Protecting a crucial watershed
As it turns out, it wasn’t just Jeanne and Dennis who were interested in conserving those wooded and marshy acres.
One of the last undisturbed bodies of water in the Green Mountain State, Berlin Pond is not only the sole source of drinking water for the City of Montpelier, but also for the regional hospital and a portion of the Town of Berlin. “Anything we can do to protect that water source is mission-critical for the city,” says Alec Ellsworth, Parks and Trees Director for the City of Montpelier.
To secure the water source, the city has purchased, one parcel at a time, almost all of the Berlin Pond shoreline. “We own more than 800 acres [around Berlin Pond],” Alec adds. “Our interest is in protecting drinking water, [that means] controlling or mitigating any potential sources of pollution or removing them.” Naturally, they had their eye on this property as well.
What’s more, the 278-acre pond is uniquely fed by groundwater, filtered through forested land and sensitive wetlands. Because wetlands and their buffers absorb, retain, and purify water they are crucial for reducing flood risks and damage, something that is top of mind in the Montpelier area after the July 2023 floods.

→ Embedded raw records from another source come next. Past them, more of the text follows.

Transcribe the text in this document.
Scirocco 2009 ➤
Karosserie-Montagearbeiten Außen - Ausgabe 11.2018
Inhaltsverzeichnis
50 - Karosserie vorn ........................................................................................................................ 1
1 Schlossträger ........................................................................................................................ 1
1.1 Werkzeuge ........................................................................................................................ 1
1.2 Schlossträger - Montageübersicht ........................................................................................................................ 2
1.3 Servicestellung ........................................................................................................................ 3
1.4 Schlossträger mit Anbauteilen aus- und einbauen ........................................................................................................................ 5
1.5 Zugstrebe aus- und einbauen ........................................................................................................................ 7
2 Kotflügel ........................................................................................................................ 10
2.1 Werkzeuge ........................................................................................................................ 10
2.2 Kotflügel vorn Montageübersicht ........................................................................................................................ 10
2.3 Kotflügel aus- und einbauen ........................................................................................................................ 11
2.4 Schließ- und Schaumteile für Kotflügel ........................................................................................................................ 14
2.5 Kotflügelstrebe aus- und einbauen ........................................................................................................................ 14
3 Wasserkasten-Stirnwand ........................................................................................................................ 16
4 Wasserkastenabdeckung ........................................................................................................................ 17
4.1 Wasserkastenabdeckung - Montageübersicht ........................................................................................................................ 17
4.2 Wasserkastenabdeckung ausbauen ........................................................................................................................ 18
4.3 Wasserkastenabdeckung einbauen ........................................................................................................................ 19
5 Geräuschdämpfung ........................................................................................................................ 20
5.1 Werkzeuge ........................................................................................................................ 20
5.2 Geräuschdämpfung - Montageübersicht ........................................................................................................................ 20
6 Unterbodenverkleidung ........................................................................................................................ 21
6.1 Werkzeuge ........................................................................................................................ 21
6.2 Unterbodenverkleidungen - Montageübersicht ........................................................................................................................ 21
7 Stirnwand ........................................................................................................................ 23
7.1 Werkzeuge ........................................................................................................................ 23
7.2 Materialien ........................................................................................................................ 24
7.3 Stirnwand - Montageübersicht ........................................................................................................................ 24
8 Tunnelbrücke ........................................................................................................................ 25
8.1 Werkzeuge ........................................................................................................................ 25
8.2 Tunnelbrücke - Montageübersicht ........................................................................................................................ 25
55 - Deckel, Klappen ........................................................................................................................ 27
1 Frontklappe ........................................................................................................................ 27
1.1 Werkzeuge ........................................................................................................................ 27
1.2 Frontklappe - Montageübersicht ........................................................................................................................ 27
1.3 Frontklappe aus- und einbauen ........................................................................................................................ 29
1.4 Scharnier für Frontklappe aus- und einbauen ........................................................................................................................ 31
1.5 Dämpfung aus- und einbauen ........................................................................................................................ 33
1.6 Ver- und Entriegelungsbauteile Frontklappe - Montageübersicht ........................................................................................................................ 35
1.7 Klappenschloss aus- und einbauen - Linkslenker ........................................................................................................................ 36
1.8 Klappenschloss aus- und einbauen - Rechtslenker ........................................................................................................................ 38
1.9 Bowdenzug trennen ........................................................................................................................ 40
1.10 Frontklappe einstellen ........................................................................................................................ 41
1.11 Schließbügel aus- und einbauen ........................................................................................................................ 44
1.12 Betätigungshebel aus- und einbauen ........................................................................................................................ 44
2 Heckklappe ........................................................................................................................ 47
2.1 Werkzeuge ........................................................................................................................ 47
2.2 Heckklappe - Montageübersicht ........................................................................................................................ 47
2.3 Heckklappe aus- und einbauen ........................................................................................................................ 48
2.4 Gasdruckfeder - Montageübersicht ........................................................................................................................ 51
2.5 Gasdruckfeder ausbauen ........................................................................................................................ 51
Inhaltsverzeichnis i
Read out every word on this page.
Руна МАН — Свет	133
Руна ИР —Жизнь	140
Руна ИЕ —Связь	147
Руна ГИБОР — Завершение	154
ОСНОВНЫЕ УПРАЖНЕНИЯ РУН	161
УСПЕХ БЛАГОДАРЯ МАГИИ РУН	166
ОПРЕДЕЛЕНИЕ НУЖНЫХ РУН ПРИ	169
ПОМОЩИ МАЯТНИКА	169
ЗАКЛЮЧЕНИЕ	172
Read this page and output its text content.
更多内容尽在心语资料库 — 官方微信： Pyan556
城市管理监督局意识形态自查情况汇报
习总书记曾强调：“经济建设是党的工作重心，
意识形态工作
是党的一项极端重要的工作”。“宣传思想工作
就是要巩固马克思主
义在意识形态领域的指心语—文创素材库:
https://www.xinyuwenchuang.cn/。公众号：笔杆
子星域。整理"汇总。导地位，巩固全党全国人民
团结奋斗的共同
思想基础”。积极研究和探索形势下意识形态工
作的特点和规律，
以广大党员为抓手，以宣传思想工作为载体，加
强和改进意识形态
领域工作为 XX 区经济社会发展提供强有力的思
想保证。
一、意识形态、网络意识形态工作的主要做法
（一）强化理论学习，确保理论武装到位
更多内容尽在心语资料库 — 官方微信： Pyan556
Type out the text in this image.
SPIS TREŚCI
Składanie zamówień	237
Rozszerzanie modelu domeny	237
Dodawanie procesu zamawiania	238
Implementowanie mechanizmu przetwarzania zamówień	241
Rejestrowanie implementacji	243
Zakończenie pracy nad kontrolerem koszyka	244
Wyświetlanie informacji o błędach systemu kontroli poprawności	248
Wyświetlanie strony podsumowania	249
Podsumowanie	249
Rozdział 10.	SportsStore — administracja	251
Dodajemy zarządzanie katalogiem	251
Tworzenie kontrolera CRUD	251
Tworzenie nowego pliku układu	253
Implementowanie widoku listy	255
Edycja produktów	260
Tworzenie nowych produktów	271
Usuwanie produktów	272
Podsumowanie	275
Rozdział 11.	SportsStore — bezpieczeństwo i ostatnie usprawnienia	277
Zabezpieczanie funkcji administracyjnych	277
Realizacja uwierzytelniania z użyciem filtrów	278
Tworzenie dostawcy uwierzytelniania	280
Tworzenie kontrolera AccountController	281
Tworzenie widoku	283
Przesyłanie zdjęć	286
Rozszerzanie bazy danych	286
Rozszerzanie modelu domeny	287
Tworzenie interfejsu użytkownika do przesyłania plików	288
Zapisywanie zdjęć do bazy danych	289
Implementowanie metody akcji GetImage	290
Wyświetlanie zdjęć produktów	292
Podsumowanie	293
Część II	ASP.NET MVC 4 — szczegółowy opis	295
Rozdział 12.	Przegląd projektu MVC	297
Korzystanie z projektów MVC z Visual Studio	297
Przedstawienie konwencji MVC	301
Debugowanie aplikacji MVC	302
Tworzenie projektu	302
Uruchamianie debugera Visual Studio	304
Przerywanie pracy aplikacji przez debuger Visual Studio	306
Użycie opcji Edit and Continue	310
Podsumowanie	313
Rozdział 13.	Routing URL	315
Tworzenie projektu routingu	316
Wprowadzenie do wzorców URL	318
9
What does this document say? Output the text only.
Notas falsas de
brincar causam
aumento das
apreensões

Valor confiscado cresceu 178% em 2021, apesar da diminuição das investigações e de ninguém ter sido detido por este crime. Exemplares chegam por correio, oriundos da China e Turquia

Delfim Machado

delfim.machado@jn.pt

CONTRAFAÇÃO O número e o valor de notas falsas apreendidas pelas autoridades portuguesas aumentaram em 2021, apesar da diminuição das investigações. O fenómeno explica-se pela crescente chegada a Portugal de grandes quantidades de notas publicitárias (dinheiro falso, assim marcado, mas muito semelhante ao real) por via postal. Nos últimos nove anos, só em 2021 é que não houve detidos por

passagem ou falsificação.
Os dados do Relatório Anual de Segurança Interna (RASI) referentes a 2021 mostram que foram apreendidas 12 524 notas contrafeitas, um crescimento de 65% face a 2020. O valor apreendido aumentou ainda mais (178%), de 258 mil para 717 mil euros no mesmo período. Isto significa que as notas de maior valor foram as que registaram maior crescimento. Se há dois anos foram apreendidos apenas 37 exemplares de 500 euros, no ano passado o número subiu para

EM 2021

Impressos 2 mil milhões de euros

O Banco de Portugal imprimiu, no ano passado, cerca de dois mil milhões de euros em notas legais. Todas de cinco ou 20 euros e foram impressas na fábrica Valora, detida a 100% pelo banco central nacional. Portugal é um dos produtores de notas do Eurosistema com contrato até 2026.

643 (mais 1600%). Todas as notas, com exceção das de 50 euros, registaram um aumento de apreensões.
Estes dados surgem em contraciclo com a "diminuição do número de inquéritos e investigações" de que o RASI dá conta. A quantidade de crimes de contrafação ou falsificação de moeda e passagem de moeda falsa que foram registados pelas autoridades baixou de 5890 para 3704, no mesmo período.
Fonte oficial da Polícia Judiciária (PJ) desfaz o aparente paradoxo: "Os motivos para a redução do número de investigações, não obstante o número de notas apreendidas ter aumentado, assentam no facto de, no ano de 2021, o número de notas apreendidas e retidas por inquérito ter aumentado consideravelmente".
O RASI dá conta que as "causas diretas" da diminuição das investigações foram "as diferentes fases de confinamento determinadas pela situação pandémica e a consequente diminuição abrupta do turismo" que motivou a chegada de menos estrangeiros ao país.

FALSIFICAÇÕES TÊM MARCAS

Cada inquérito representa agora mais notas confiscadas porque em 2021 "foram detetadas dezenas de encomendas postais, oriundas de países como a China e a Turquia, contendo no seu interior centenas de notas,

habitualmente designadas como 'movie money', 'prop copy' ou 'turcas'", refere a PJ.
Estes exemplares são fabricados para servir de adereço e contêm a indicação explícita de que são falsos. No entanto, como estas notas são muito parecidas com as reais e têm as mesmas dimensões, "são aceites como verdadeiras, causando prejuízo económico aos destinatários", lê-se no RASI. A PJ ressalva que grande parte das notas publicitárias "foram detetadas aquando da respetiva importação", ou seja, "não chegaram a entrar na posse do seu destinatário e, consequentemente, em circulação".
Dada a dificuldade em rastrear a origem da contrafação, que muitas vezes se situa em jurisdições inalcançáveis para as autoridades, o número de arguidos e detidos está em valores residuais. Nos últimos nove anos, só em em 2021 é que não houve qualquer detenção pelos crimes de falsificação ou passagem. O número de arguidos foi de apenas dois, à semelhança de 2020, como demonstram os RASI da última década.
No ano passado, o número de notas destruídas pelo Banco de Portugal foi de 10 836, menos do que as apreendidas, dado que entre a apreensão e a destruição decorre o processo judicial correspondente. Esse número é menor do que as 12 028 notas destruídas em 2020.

If the house lots on the market were developed, says VLT’s Mead Binhammer, some of those wetland buffers would be replaced by impervious surfaces (think: driveways, access roads, roofs and patios) that increase stormwater runoff and negatively impact water quality.
Berlin Pond also holds a National Audubon Society designation as an Important Bird Area for the many bird species that live there, including the Common Loon, Pied-billed Grebe and American Goshawk. Their natural habitat would also be destroyed.